Virtually 100% reliability is what they’re looking for, because you can’t have a transaction just kind of disappear and fall through the cracks.

When you’re a big player thinking of coming on-chain, you also have to think about future-proofing your solution. Because if you spin something up that’s kind of a sandbox or walled garden, and there’s no future connectivity, then you have a product that’s limited in scope and you’re going to have to re-engineer everything at some point.

Read more from our opinion section: The future of tokenization? Permissioned blockchains

Blockworks: How might BlackRock’s entrance into the tokenized fund space affect how others move ahead here?

Butler: They are a thought leader, a technology leader and an innovation leader, and so when they make an action there tends to be a lot of replication.

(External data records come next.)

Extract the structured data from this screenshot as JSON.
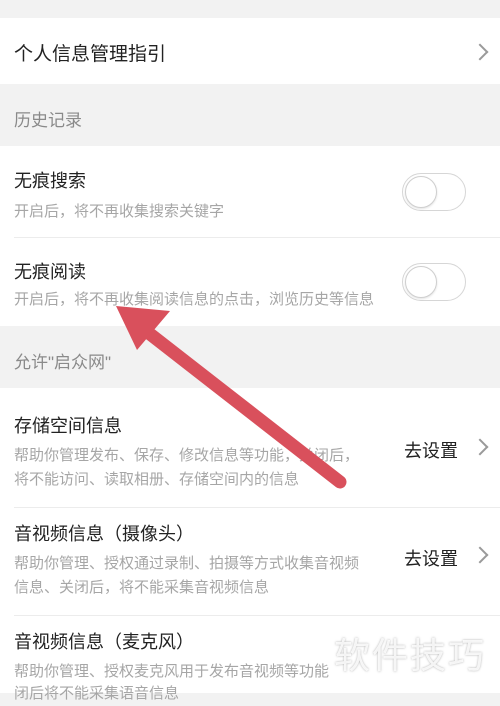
{
  "privacy_guide": {
    "label": "个人信息管理指引"
  },
  "history_section": {
    "header": "历史记录"
  },
  "incognito_search": {
    "title": "无痕搜索",
    "desc": "开启后，将不再收集搜索关键字",
    "enabled": false
  },
  "incognito_read": {
    "title": "无痕阅读",
    "desc": "开启后，将不再收集阅读信息的点击，浏览历史等信息",
    "enabled": false
  },
  "allow_section": {
    "header": "允许\"启众网\""
  },
  "storage": {
    "title": "存储空间信息",
    "desc_line1": "帮助你管理发布、保存、修改信息等功能，关闭后，",
    "desc_line2": "将不能访问、读取相册、存储空间内的信息",
    "action": "去设置"
  },
  "camera": {
    "title": "音视频信息（摄像头）",
    "desc_line1": "帮助你管理、授权通过录制、拍摄等方式收集音视频",
    "desc_line2": "信息、关闭后，将不能采集音视频信息",
    "action": "去设置"
  },
  "microphone": {
    "title": "音视频信息（麦克风）",
    "desc_line1": "帮助你管理、授权麦克风用于发布音视频等功能",
    "desc_line2": "闭后将不能采集语音信息"
  },
  "watermark": "软件技巧",
  "colors": {
    "arrow": "#d9505c",
    "background": "#f2f2f2",
    "card": "#ffffff"
  }
}
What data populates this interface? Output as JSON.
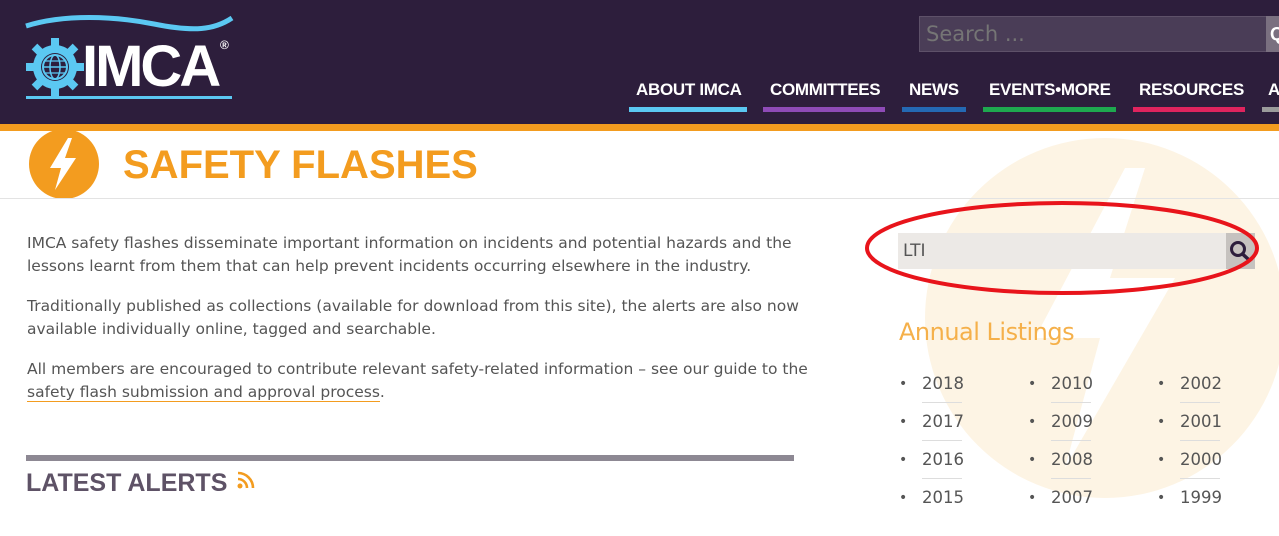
{
  "logo": {
    "text": "IMCA",
    "reg": "®"
  },
  "search_top": {
    "placeholder": "Search ..."
  },
  "nav": [
    {
      "label": "ABOUT IMCA",
      "color": "#5bc8f2"
    },
    {
      "label": "COMMITTEES",
      "color": "#8e4bb7"
    },
    {
      "label": "NEWS",
      "color": "#2469b3"
    },
    {
      "label": "EVENTS•MORE",
      "color": "#1ea84f"
    },
    {
      "label": "RESOURCES",
      "color": "#e0245e"
    },
    {
      "label": "A",
      "color": "#9b9b9b"
    }
  ],
  "page": {
    "title": "SAFETY FLASHES"
  },
  "body": {
    "p1": "IMCA safety flashes disseminate important information on incidents and potential hazards and the lessons learnt from them that can help prevent incidents occurring elsewhere in the industry.",
    "p2": "Traditionally published as collections (available for download from this site), the alerts are also now available individually online, tagged and searchable.",
    "p3_text": "All members are encouraged to contribute relevant safety-related information – see our guide to the ",
    "p3_link": "safety flash submission and approval process",
    "p3_end": "."
  },
  "alerts": {
    "title": "LATEST ALERTS"
  },
  "sidebar": {
    "search_value": "LTI",
    "annual_title": "Annual Listings",
    "years": [
      [
        "2018",
        "2017",
        "2016",
        "2015"
      ],
      [
        "2010",
        "2009",
        "2008",
        "2007"
      ],
      [
        "2002",
        "2001",
        "2000",
        "1999"
      ]
    ]
  },
  "colors": {
    "header_bg": "#2d1e3c",
    "accent": "#f39c1f",
    "annotation": "#e8141b"
  }
}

You should just assume that almost everybody in the top 20 globally [in assets under management] has a plan for blockchain adoption. I can’t tell you when those plans will be realized, but there’s only — from my personal knowledge — one or two of the top 20 that aren’t really materially invested…without a team or a roadmap.

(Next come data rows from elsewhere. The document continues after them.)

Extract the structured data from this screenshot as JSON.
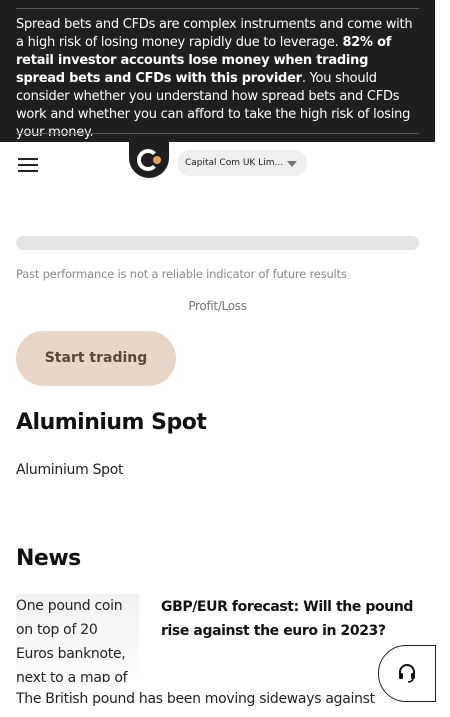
{
  "risk_warning": {
    "part1": "Spread bets and CFDs are complex instruments and come with a high risk of losing money rapidly due to leverage. ",
    "bold": "82% of retail investor accounts lose money when trading spread bets and CFDs with this provider",
    "part2": ". You should consider whether you understand how spread bets and CFDs work and whether you can afford to take the high risk of losing your money."
  },
  "header": {
    "entity_selector": "Capital Com UK Lim..."
  },
  "chart": {
    "disclaimer": "Past performance is not a reliable indicator of future results",
    "profit_loss_label": "Profit/Loss"
  },
  "cta": {
    "start_trading": "Start trading"
  },
  "asset": {
    "title": "Aluminium Spot",
    "subtitle": "Aluminium Spot"
  },
  "news": {
    "section_title": "News",
    "articles": [
      {
        "image_alt": "One pound coin on top of 20 Euros banknote, next to a map of",
        "headline": "GBP/EUR forecast: Will the pound rise against the euro in 2023?",
        "excerpt": "The British pound has been moving sideways against"
      }
    ]
  },
  "icons": {
    "menu": "menu-icon",
    "logo": "capital-com-logo",
    "support": "headset-icon",
    "caret": "caret-down-icon"
  },
  "colors": {
    "banner_bg": "#1f1f1f",
    "cta_bg": "#e8d6c8",
    "cta_text": "#5a4638",
    "logo_accent": "#e2a35d"
  }
}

When BlackRock comes, it accelerates the plans for all of these other players because now they know they have air cover to do it.

And each one has a different angle on it. It’s not just BlackRock did this and now everybody replicates. Everybody’s looking to do something slightly different or build on what’s been done before, because nobody wants to be the third fund to do the exact same thing.

But broadly speaking, fund tokenization on blockchain is a huge conversation at most of the large players.

Blockworks: Private markets investment firm Hamilton Lane and hedge fund manager Brevan Howard have tokenized funds on Polygon. Do you expect more where that came from?

Butler: Longer term the vision is for everybody from banks to large RIAs, and everyone in between, to distribute these tokenized assets. 

Why it’s interesting is that these assets are not available in any other format. So they’re going to go with both hands after that, because it enables a growth trajectory that they currently don’t have. 

There’s deep financial incentives for the providers of financial products and the distributors, such as banks, to participate in this new ecosystem. That’s why people are so motivated to participate and come on-chain.

Blockworks: What do you make of the latest effort by Visa, Mastercard, JPMorgan, Citigroup and others aimed at using a shared ledger technology to settle tokenized assets

Butler: Many of the players listed in that announcement have been working on this for so long. I would say mentally they’ve been very serious about it for the last two years, and to me, it takes about two years to get to the point of approval for production use cases at major financial institutions.

That’s why I think that while you may have seen announcements similar to this maybe two years ago, qualitatively it’s very different because of the stage that a lot of the global financial institutions are at internally.